Через какое-то время появился Джек, тоже чуть раскрасневшийся и с повеселевшим взглядом.

– Передай от меня привет полковникам Роскарроку и Арунделлу, – сказал Ричард. – Я желаю провести смотр на лугу. Буду обучать солдат строевой.

Его племянник даже и бровью не повел, но я видела, что губы у него подрагивают.

– Сэр, – заметил он, – сейчас половина девятого. Люди распущены по своим квартирам.

– Знаю, – возразил дядя. – Для того-то и были впервые пожалованы армии барабаны, чтобы поднимать войска по тревоге. Привет от меня полковникам Роскарроку и Арунделлу.

Джек щелкнул каблуками и вышел из комнаты. Ричард медленно и весьма торжественно прошествовал к столу, на котором лежала его перевязь со шпагой, и стал ее застегивать.

– Ты надел перевязь на левую сторону, – мягко заметила я.

Поклонившись мне с важным видом в знак согласия, он сделал необходимые поправки. А снаружи, в сгущавшихся сумерках, уже забили резко и тревожно барабаны.

Должна признаться, что голова у меня соображала лишь ненамного лучше, чем в тот памятный далекий день, когда я чересчур переусердствовала с бургундским и жарким из лебедя. На сей раз – и в этом было мое спасение – я располагала креслом; весьма смутно помню, как меня покатили в нем к общинному лугу, в ушах у меня гремели барабаны, и со всех сторон сбегались солдаты и выстраивались в шеренги на траве. Деревенские жители выглядывали из окон, и мне вспоминается, как один старикашка в ночном колпаке выкрикивал, что на них движется Фэрфакс и что все они будут убиты прямо в собственных постелях.

Могу поклясться, это единственный случай в летописи армии его величества, когда были выстроены два батальона, а их командир, генерал, после чересчур обильного ужина, в сумерках принялся обучать их строю.

– Бог мой! – Я услышала, как у меня за спиной Джек Гренвил давится то ли от смеха, то ли от волнения. – Великолепно.
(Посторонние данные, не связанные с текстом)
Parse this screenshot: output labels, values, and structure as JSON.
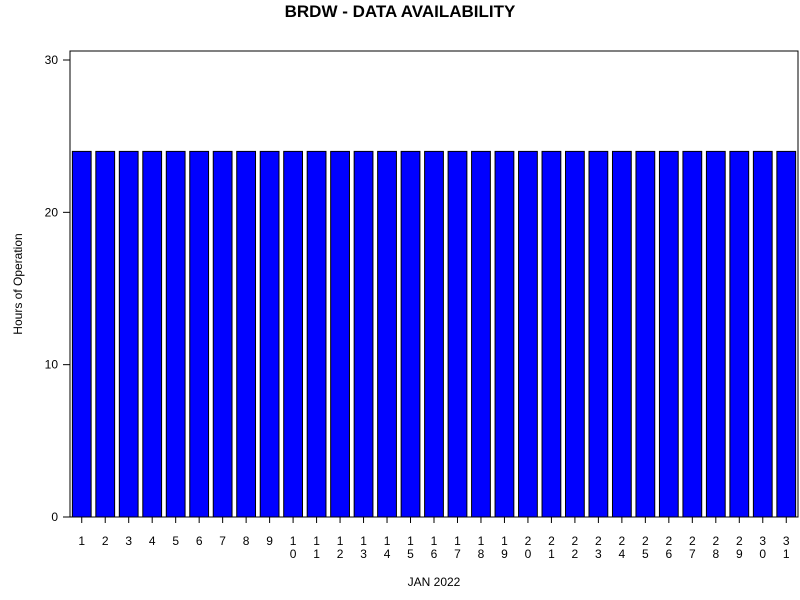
{
  "chart_data": {
    "type": "bar",
    "title": "BRDW - DATA AVAILABILITY",
    "x_label": "JAN 2022",
    "y_label": "Hours of Operation",
    "categories": [
      "1",
      "2",
      "3",
      "4",
      "5",
      "6",
      "7",
      "8",
      "9",
      "10",
      "11",
      "12",
      "13",
      "14",
      "15",
      "16",
      "17",
      "18",
      "19",
      "20",
      "21",
      "22",
      "23",
      "24",
      "25",
      "26",
      "27",
      "28",
      "29",
      "30",
      "31"
    ],
    "values": [
      24,
      24,
      24,
      24,
      24,
      24,
      24,
      24,
      24,
      24,
      24,
      24,
      24,
      24,
      24,
      24,
      24,
      24,
      24,
      24,
      24,
      24,
      24,
      24,
      24,
      24,
      24,
      24,
      24,
      24,
      24
    ],
    "color": "#0000ff",
    "ylim": [
      0,
      30
    ],
    "yticks": [
      0,
      10,
      20,
      30
    ]
  }
}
Такое останется на века.

А когда барабаны смолкли, я услышала, как разносится по деревенскому лугу громкий и отчетливый голос Ричарда.

Это была подходящая разрядка после безумных четырнадцати дней.

На следующее утро во время завтрака к дверям штаба подъехал гонец с известием, что Фэрфакс со своими отрядами мятежников напал на Бриджуотер и взял его, Совет принца бежал в Лонстон, и принц Уэльский велел сэру Ричарду Гренвилу немедленно выступить с имеющимися в его распоряжении отрядами и прибыть к нему в Корнуолл.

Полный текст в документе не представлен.